I have had terrible experiences in the long queues of organised retail outlets. Help! Is anything being done here to sort out the mess?

_ Pankaj Mehta, Ahmedabad

Pankaj-bhai, the last seven feet, as I call it, are the most lethal to a retail store. These are the last seven feet where customers wait at checkout queues. The store has welcomed the customers in with glee, has offered a wide range of choice stocked systematically, has offered an ability to experience the product and even try them on if they are apparel, and finally when the customer has made up her mind, you kill her with your queue! That’s killing her softly, but killing her surely as well.

Dropout rates can be high, and discouragement rates to shop at the same store again can be disastrous if you do not know how to engage customers in the billing queue.

First, your queue must not be long. Second, your billing must be super-efficient if not super-swift and RFID-reader led. And third, if you have a queue of any kind, it must not be more than seven feet long. And lastly, you need to invent ways to engage customers in this last seven feet lap.

In terms of innovations, rewarding wait time is a sure way of keeping customers happy. Reward them with entertainment, information or sampling in the queue as they wait (of food or beverage). Doing a quick piece of market research as they wait, and rewarding them for their responses is a good thing to do as well.

Pankaj, a lot needs to be done in this space for sure.

Nokia lost the plot. Am I right? And how did all this happen?

_ Roopa P. Menon, New Delhi

Roopa, Nokia was the first mover in India, but Nokia lost out to everyone else in the Indian market, as it became as generic a brand as Dalda had become. Much faster than all the decades Dalda took to do it.

Nokia emerged in the mobile handset market with as much finesse and bravado as Dalda had shown in India’s Vanaspati market decades ago. Dalda became a generic over the decades, and failed to innovate and hold on. Instead, Dalda lost share to everyone else, just as Nokia did. At the end of the day, both brands got the credit for being first movers and both brands got the credit for moving up the share of category to what it is today, but both brands lost all they had to everyone else who came later and innovated away to glory. Everyone took a bite.

Nokia blazed away in India in the era of “push-button phones”, as I call it. I categorise India's telephony market into the era of the “rotary-dial phones”, the era of “push-button handsets”, and finally the “dial touchscreens”. While the public-sector ITI (Indian Telephone Industries) led the era of the rotary-dial phones, Nokia led the push-button phone era, and missed out on the smart touchscreen era altogether.

Yes, Nokia hopped onto the smartphone bandwagon later, but missed the entire fast-paced and quick-evolution process of the smart-screen development.
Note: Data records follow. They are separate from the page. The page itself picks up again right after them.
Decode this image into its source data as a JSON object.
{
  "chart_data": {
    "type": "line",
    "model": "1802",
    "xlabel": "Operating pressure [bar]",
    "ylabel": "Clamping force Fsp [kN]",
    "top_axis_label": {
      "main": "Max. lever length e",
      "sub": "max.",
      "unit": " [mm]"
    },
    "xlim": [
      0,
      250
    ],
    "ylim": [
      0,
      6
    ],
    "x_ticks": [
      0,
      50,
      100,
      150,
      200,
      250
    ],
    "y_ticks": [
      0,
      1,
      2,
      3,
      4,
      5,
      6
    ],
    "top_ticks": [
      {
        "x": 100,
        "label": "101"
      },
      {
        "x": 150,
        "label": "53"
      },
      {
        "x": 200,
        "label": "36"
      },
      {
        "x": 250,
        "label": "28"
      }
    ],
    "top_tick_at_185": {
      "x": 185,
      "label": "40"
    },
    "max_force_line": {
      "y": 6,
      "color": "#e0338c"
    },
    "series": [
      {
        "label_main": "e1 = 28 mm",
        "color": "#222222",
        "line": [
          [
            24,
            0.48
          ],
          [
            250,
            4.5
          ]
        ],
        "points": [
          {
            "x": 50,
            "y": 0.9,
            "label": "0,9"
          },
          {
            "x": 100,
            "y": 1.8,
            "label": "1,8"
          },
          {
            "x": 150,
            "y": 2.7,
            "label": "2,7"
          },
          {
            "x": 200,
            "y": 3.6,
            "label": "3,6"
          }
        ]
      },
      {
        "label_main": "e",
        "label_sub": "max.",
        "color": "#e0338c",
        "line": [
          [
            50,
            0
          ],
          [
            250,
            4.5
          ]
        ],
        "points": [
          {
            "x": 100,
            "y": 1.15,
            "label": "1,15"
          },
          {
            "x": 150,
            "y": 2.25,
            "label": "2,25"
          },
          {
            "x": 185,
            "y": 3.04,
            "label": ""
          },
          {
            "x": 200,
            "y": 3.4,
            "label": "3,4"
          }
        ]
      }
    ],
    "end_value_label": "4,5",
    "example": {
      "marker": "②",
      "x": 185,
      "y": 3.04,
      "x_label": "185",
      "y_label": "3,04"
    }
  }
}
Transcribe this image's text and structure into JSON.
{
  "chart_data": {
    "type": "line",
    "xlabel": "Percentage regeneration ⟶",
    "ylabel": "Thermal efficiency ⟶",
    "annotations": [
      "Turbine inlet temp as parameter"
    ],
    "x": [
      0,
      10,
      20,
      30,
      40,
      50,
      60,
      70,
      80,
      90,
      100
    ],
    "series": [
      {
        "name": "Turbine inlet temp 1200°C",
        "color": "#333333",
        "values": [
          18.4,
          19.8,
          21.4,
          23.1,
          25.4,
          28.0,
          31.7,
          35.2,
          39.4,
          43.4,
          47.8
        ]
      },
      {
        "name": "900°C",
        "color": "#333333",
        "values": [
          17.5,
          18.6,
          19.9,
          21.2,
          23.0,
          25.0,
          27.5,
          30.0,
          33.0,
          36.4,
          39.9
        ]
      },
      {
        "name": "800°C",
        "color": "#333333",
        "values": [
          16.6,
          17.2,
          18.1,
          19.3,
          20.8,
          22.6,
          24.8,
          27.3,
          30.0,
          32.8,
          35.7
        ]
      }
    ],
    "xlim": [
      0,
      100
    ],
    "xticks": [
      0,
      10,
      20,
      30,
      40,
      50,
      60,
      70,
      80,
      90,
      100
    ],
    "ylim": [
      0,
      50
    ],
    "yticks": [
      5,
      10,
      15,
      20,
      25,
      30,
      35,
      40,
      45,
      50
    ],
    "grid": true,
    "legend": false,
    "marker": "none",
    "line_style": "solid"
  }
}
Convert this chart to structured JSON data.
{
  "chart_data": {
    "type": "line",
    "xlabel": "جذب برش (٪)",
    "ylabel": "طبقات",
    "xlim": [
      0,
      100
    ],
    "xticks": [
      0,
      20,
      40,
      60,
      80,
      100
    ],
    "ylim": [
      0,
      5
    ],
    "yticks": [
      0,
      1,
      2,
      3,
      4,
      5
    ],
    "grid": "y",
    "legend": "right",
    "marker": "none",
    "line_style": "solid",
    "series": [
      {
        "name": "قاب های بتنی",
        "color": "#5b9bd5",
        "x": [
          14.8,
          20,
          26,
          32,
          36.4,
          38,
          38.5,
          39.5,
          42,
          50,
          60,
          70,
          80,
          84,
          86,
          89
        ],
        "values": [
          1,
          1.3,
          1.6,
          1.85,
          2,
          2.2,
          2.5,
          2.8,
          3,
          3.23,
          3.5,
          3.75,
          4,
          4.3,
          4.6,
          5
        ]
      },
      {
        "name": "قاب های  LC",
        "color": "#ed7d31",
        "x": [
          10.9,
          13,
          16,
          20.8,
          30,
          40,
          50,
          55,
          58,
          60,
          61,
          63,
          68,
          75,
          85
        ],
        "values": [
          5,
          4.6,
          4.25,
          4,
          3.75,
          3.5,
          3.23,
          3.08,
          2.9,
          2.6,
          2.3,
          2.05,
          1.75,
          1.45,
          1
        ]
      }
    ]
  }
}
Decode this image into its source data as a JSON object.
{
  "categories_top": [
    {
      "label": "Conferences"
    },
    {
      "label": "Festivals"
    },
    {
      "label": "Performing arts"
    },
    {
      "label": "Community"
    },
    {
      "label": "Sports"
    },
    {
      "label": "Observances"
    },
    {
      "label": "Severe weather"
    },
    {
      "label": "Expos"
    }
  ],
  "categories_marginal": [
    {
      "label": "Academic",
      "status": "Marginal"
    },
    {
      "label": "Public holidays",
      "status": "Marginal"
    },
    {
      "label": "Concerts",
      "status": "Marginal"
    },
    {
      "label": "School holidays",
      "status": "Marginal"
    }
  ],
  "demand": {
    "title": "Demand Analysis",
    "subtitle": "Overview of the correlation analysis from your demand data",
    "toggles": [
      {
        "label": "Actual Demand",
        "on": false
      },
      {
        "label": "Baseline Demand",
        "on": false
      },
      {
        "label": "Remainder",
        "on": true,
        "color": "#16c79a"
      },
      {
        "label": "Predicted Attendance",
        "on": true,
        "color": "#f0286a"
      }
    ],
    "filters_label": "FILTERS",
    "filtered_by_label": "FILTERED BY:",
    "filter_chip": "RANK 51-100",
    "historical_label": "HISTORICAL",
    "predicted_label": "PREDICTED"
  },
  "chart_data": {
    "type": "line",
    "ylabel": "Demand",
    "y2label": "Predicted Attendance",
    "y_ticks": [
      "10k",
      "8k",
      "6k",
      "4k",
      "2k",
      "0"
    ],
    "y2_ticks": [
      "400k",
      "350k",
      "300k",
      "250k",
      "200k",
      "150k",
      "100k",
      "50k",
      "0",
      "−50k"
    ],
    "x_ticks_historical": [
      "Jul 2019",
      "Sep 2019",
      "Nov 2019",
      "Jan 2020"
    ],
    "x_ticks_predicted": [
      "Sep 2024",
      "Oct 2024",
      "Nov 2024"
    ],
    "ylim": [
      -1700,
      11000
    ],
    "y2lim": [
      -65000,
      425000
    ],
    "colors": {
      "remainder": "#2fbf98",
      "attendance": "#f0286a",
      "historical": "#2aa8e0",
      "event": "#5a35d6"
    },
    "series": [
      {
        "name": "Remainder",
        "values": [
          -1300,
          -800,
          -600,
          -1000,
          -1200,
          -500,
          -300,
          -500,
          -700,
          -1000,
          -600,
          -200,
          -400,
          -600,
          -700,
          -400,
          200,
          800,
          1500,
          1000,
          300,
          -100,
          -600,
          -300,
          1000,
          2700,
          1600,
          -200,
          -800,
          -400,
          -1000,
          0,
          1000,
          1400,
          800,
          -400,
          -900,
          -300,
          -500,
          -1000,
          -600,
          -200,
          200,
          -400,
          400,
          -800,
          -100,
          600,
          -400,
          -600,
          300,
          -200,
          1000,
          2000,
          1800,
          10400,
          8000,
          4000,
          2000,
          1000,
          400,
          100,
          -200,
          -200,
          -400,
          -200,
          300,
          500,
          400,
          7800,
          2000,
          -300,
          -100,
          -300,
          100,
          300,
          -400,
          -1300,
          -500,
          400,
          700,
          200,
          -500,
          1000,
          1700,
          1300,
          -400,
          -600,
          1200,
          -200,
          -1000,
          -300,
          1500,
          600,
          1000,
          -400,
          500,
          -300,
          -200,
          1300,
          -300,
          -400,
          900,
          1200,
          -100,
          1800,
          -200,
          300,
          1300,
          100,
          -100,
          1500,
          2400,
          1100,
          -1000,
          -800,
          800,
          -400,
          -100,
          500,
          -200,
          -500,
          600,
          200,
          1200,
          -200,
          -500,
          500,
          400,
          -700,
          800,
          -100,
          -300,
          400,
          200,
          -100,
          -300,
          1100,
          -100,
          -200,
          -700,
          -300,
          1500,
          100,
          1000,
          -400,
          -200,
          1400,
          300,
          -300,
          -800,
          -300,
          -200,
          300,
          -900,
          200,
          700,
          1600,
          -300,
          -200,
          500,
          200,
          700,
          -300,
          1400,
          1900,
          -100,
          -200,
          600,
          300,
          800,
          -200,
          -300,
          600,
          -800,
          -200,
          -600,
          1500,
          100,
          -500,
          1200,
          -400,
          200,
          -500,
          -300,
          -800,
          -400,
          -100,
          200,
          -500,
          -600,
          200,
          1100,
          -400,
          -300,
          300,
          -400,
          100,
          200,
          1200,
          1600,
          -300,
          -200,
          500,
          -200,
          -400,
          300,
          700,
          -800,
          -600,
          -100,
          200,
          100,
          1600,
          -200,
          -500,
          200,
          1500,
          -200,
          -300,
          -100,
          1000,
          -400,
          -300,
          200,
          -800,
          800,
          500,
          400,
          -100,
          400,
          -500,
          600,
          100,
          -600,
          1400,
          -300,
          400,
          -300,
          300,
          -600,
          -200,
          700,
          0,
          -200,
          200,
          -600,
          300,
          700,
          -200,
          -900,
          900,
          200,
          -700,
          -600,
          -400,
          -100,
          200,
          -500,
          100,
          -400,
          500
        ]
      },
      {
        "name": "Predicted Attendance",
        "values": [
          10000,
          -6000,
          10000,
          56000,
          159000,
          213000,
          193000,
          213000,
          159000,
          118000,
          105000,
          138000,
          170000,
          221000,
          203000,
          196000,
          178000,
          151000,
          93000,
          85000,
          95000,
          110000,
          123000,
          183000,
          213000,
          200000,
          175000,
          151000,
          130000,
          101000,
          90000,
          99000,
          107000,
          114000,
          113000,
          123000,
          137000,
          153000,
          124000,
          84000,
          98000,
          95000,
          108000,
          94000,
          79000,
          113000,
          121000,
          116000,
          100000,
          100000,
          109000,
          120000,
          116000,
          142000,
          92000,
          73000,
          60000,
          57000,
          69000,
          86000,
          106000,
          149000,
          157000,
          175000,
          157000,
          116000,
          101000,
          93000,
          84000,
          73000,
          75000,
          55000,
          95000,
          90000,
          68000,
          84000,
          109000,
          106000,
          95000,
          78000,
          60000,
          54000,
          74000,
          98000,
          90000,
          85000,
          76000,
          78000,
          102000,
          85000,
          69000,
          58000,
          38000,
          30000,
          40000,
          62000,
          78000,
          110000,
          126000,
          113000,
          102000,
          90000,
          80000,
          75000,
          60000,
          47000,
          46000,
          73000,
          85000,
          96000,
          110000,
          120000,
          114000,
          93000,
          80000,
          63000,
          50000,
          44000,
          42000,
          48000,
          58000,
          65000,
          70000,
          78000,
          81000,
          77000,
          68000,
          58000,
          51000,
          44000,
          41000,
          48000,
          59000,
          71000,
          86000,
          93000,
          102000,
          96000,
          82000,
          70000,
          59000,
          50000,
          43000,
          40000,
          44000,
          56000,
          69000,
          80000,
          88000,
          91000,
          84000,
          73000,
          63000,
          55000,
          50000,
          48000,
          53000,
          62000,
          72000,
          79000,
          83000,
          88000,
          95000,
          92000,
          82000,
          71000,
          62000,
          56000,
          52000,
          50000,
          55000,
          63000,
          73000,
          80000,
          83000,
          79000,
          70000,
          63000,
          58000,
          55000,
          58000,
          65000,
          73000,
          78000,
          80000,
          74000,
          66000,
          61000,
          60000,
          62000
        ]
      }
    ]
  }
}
As Samsung and Apple and every LG chipped away at share, Nokia got left behind, which was its undoing. A Samsung was seen to be at cutting-edge, an Apple was at bleeding-edge and Nokia was seen to be at “confused-edge”! I am being rude now.

Confusion, the last-mover status on smartphones, and confused market moves in terms of advertising and communication did Nokia in.

Confused is a good word to go with. The brand is using everything that everyone else is using. The advertising is nothing that stands out from the herd as yet. This needs to be corrected under the new dispensation which will come into play with the Microsoft entry.

This Microsoft buy is a good one. I do believe this $7.2-billion sale by Nokia is a distress-sale number for sure. For Microsoft, however, I see this to be a fire-sale buy that will fire up its imagination. Microsoft now emerges as a hardware, business software and services giant. This complete vertical integration can be valuable for Microsoft. In many ways, just as Nokia missed the bus on the smartphone, indeed the smart services portfolio, and smart services network at large, Microsoft in turn has missed in the past a possible hardware play. This acquisition gives it that edge.

Microsoft must use this buy to redefine itself competently as a complete portfolio player. The pantheon of players is laid out. At one end you have Apple Inc with its play, at another end you have Samsung with its multiple screen-play (remember Samsung is in every screen there is to play: televisions, desktops, laptops, mobile phones and more) and now the third player is Microsoft-Nokia. An interesting line-up really.

Within India, Microsoft needs to spend time understanding consumer insight that is uniquely Indian to infuse fire and life in this category. India shows the potential to talk of teledensity of 2.1, as we see in some cities such as Chennai already.

If that is a number to aim for, India is a 2.5 billion mobile handset market. This number will happen not with the handset alone, but with an imaginative packaging of everything that Microsoft brings to the party, the business software, the entertainment software, its services play, and finally the imaginative handset.